Christchurch mosque shootings: Royal Commission avoids simple answers about mass surveillance
The most simple finding by the Royal Commission in the March 15 massacre would have been to identify a major failing by a single organisation that would otherwise have prevented the white supremacist’s murder of 51 people.
If the Royal Commission had come even close to that, a resignation by a chief executive or a minister – or both – may have been demanded today.
It might have been seen as a simple and swift means of getting accountability.
But the commission has done its job exceptionally well to explain context rather than relying on simple answers.
Any suggestion that the security agencies are keeping a close watch on the population, and should have picked up suspect activity, is dispelled.
“The idea that intelligence and security agencies engage in mass surveillance of New Zealanders is myth,” it said.
It not only finds that there is no single agency to blame, but it finds that had successive Parliaments addressed lax regulation of semi-automatic firearms earlier, it might have prevented the attack in March 2019.
It says that given the way the terrorist operated, the legal restraints of the security agencies and the capacity of counter-terrorism within the agencies “there was no plausible way he could have been detected except by chance”.
It does say that with the benefit of hindsight, a counter-terrorism strategy that encouraged the public to come forward with concerns might have been the best way to detect or disrupt him.
But one of the reasons such strategies had not been adopted had been to avoid stigmatising Muslim communities further.
The Security Intelligence Service would have been most vulnerable to a finding of culpability. And while the commission finds there was a disproportionate emphasis on potential Islamic threats, the attack occurred in the midst of a reform period for the agency in terms of resources and focus under the leadership of Rebecca Kitteridge.
The concentration on Islamist extremist terrorism was not to the exclusion of following leads on possible right-wing extremist terrorism when they arose.
Another reason that would not have been possible is the deep suspicion there is between the security agencies and the public – a lack of trust which Opposition politicians encouraged in the past 10 years when suggesting that they engaged in, or were planning to engage in, mass surveillance.
Again politicians should accept some responsibility in this regards.
As the Royal Commission put it, the intelligence and security agencies have comparatively little social licence.
Apologies have been made by Prime Minister Jacinda Ardern, Police Commissioner Andrew Coster and Security Intelligence Service director-general Rebecca Kitteridge, and a commitment given to accept all 44 of the report’s recommendations.
The hard work begins now. The commission’s recommendation to create a new national intelligence and security agency is sound.
It will not replace the operational work of the SIS but as well as providing the strategic leadership for counter-terrorism to set priorities.

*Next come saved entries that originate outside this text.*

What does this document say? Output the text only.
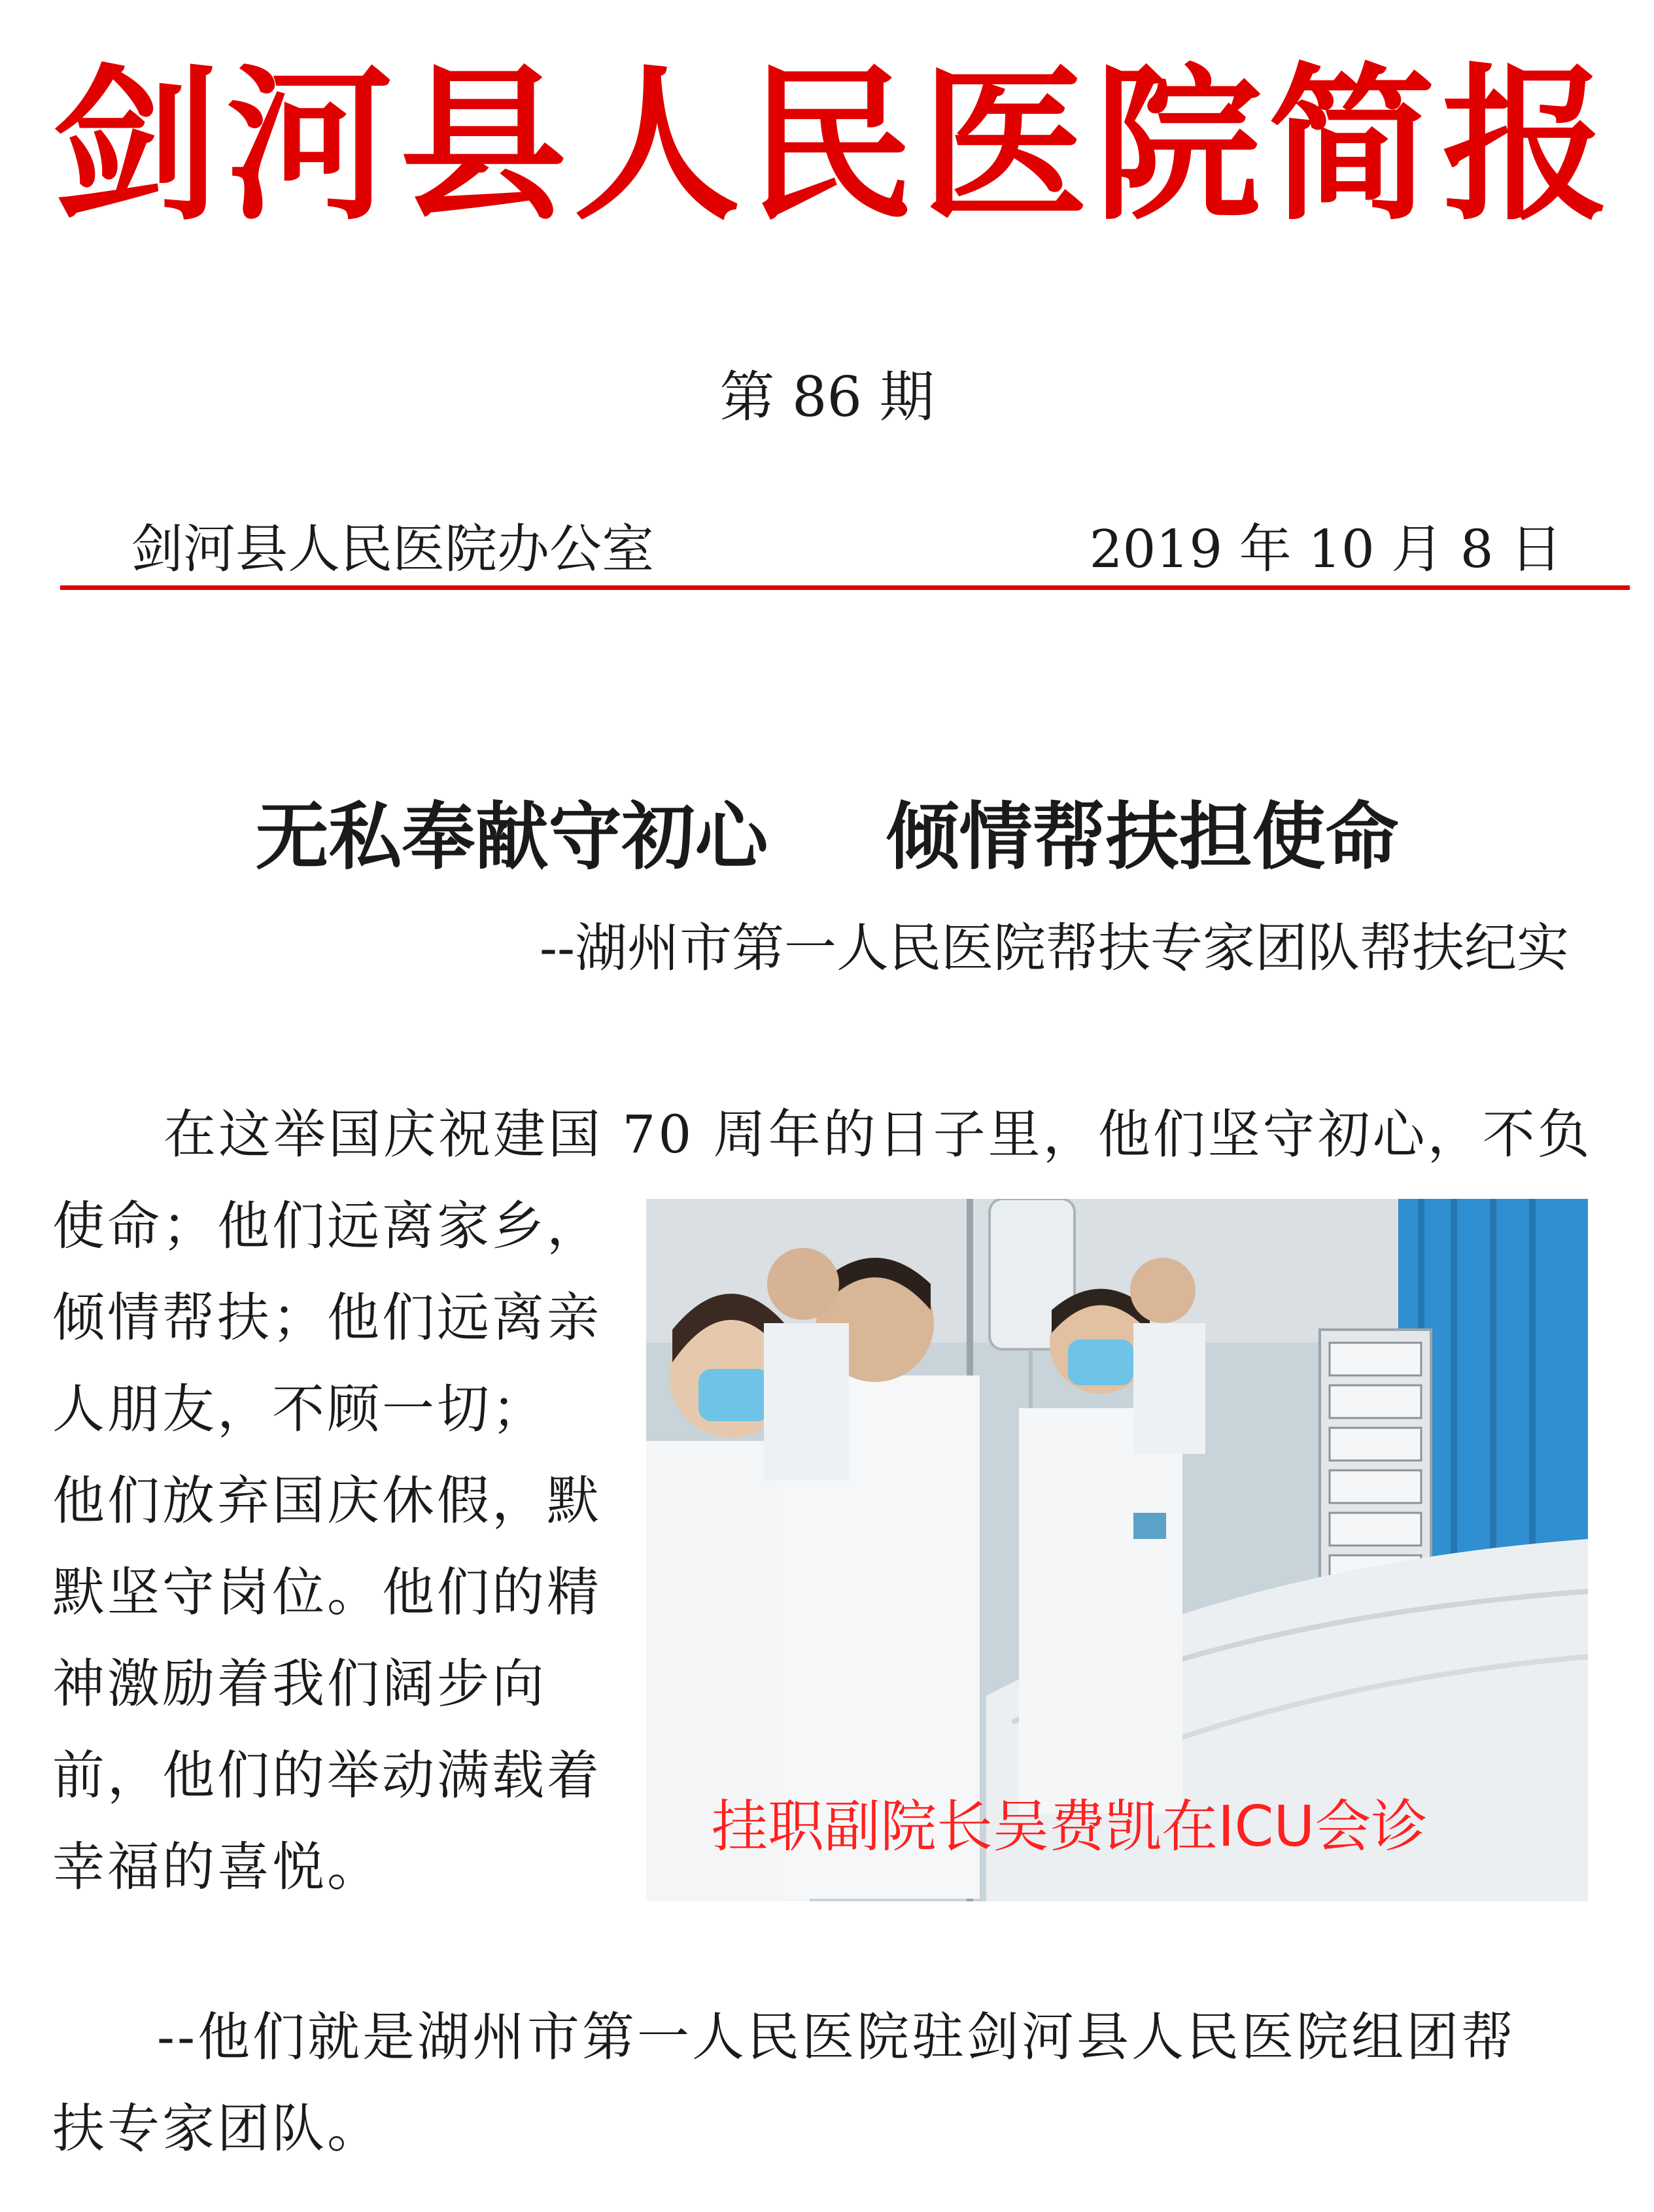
剑 河 县 人 民 医 院 简 报
第 86 期
剑河县人民医院办公室	2019 年 10 月 8 日
无私奉献守初心 倾情帮扶担使命
--湖州市第一人民医院帮扶专家团队帮扶纪实
在这举国庆祝建国 70 周年的日子里，他们坚守初心，不负
使命；他们远离家乡，
倾情帮扶；他们远离亲
人朋友，不顾一切；
他们放弃国庆休假，默
默坚守岗位。他们的精
神激励着我们阔步向
前，他们的举动满载着
幸福的喜悦。
挂职副院长吴费凯在ICU会诊
--他们就是湖州市第一人民医院驻剑河县人民医院组团帮
扶专家团队。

It can also be the agency that requires engagement with the public – which is an essential element to building trust in security services.
Ardern’s responses will see some work done quickly, such as providing support to the families of victims and survivors of the massacre. Some will require more time, most notably changes to hate speech laws.
Ardern is to be commended for deciding to consult widely on changes to hate speech in an attempt to get cross-party support from National.
Anything that impinges on freedom of expression will be fraught and should not be rushed.